Дима и сейчас помнил то изумление в ее зеленоватых глазах — и после искреннюю радость и совершенно глупую благодарность. И порозовевшие щеки помнил, и опущенные ресницы, и быстро, высоко задвигавшуюся грудь — как будто он комплимент какой-то ей сделал или, пуще того, в любви признался. Она пробормотала что-то в ответ, а он улыбался, как кретин, и думал, какого черта он столько лет обзывал отличную девчонку, когда от ее смущения, в отличие от злости, становилось так светло на душе, и хотелось только потрогать эту горящую щеку, а потом скользнуть пальцем по ее губам, чтобы убедиться в их мягкости, и, быть может, даже…

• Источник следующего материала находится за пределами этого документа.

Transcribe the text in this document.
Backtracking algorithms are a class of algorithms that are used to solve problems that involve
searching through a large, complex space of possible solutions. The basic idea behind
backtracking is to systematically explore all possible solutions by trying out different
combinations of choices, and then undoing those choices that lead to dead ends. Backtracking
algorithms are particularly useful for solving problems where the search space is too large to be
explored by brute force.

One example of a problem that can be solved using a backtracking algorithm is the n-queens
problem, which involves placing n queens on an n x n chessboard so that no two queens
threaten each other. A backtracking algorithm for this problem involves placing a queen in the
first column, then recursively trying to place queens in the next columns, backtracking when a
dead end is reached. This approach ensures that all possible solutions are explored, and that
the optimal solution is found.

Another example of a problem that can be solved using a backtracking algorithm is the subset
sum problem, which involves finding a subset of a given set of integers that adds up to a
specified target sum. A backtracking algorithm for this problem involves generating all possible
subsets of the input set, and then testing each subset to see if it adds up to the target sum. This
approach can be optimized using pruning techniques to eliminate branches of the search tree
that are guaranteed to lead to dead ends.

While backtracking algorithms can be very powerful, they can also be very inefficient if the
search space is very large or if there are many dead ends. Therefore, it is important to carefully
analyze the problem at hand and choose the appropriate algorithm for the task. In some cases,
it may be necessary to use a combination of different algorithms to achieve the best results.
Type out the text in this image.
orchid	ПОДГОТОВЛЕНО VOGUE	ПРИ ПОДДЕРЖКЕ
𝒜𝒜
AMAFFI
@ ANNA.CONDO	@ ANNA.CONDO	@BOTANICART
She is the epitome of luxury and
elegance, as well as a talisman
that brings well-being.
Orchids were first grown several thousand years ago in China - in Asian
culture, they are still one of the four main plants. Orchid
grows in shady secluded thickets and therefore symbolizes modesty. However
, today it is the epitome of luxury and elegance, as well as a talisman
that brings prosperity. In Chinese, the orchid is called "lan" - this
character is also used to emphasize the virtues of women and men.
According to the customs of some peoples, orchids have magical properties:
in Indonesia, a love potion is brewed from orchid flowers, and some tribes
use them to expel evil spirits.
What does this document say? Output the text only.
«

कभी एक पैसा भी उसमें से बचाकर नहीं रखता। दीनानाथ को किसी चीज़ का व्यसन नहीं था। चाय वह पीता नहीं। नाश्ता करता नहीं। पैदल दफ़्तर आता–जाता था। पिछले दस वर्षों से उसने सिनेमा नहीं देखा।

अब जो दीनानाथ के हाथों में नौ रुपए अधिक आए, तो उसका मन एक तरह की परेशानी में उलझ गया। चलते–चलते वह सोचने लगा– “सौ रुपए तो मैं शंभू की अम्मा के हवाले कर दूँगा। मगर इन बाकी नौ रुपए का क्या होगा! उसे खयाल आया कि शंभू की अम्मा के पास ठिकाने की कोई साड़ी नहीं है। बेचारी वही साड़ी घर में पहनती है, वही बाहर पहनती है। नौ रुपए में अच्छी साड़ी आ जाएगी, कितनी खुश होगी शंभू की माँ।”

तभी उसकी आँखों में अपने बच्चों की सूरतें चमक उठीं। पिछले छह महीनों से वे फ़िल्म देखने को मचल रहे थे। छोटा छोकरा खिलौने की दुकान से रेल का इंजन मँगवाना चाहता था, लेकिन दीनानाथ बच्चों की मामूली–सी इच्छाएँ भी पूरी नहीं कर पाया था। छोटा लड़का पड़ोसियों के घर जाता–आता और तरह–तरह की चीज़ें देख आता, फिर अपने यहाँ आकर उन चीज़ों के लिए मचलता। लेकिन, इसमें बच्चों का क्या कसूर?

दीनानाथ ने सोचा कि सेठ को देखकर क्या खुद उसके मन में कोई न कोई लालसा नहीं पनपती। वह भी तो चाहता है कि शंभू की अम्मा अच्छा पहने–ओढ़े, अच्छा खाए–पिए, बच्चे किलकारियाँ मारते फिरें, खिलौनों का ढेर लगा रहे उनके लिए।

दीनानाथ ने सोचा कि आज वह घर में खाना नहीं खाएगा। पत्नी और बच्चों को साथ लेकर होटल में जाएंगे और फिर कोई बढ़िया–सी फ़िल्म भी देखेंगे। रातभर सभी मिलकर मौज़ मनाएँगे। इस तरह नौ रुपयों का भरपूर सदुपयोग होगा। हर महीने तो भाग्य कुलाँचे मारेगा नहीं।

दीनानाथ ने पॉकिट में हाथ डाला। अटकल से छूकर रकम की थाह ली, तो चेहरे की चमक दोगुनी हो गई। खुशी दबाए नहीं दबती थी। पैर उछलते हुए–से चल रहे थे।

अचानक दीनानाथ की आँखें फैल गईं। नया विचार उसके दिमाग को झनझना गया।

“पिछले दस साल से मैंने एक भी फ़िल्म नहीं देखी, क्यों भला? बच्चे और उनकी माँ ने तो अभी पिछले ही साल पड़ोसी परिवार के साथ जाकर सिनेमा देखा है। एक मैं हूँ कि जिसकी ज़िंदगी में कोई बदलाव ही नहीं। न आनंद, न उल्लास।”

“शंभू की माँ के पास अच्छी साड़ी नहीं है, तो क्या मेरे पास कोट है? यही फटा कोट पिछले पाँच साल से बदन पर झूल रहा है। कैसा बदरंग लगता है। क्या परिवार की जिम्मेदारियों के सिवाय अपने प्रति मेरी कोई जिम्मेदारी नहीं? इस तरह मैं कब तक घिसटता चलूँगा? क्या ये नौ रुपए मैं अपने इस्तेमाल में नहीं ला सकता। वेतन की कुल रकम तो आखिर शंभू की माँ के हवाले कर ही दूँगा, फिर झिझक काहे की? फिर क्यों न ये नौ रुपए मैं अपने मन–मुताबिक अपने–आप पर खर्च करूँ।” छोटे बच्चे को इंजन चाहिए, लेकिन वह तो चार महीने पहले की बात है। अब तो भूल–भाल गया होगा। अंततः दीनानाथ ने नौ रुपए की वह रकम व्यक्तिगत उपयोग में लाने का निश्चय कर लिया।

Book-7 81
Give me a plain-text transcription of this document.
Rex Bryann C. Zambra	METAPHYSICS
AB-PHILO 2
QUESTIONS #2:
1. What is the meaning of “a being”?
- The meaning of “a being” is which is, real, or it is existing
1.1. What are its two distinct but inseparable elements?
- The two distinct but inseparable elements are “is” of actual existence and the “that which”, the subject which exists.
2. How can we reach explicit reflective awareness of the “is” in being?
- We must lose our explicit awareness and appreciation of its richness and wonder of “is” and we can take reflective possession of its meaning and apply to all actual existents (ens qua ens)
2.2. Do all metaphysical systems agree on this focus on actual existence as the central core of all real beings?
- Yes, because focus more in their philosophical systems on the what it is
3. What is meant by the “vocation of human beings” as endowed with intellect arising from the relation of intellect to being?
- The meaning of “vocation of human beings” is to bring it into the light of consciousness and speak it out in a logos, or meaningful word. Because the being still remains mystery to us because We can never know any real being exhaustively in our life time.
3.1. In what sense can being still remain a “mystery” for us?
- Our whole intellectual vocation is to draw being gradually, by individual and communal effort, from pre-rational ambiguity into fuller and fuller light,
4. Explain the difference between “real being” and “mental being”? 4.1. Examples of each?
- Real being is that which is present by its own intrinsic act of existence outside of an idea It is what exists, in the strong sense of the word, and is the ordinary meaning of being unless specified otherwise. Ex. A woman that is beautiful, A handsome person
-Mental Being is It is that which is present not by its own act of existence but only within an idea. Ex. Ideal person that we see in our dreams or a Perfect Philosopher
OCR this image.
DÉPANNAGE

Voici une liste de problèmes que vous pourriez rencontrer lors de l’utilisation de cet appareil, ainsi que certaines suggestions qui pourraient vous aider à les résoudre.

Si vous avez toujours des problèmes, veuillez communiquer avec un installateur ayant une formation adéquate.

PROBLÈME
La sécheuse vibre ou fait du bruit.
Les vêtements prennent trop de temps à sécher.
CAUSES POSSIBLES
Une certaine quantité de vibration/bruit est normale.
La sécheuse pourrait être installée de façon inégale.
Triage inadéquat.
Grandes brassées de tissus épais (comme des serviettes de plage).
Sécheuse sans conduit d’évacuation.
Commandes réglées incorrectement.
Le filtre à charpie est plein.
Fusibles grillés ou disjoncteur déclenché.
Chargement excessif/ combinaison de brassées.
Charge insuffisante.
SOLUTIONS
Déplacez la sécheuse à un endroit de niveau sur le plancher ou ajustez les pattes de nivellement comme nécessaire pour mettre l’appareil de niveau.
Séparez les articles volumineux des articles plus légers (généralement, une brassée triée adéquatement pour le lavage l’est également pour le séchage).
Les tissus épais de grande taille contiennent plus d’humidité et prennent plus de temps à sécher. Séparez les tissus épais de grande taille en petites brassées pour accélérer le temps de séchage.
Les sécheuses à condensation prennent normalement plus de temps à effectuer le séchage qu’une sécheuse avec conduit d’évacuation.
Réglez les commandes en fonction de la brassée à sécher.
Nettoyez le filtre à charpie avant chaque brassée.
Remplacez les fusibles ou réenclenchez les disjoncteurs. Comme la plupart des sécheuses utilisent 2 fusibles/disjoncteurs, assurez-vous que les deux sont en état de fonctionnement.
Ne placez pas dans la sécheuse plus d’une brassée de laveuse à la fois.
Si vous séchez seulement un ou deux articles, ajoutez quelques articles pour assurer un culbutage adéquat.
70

— Милосердов понял, что тебя подставили, и она поймет, — не оставлял попыток переманить удачу на свою сторону Кир, а Дима послушно кивал и незаметно с горечью усмехался, мысленно объясняя сентиментальному сыну, в чем он не прав. Вслух он ему этого никогда не расскажет: мать воспитала из Кирюхи идеалиста под стать себе, и не Диме рушить его мир. Без него найдутся доброжелатели.
— Хочешь, я с тобой пойду? — добил последним предложением Кир, и Дима почти силой затолкал его в школу, заявив, что как-нибудь справится без шкетов вроде него. Выслушал все, что сын думает про подобное его пренебрежительное отношение, и поплелся на свое рабочее место, где его уже с недовольством ждал сменщик.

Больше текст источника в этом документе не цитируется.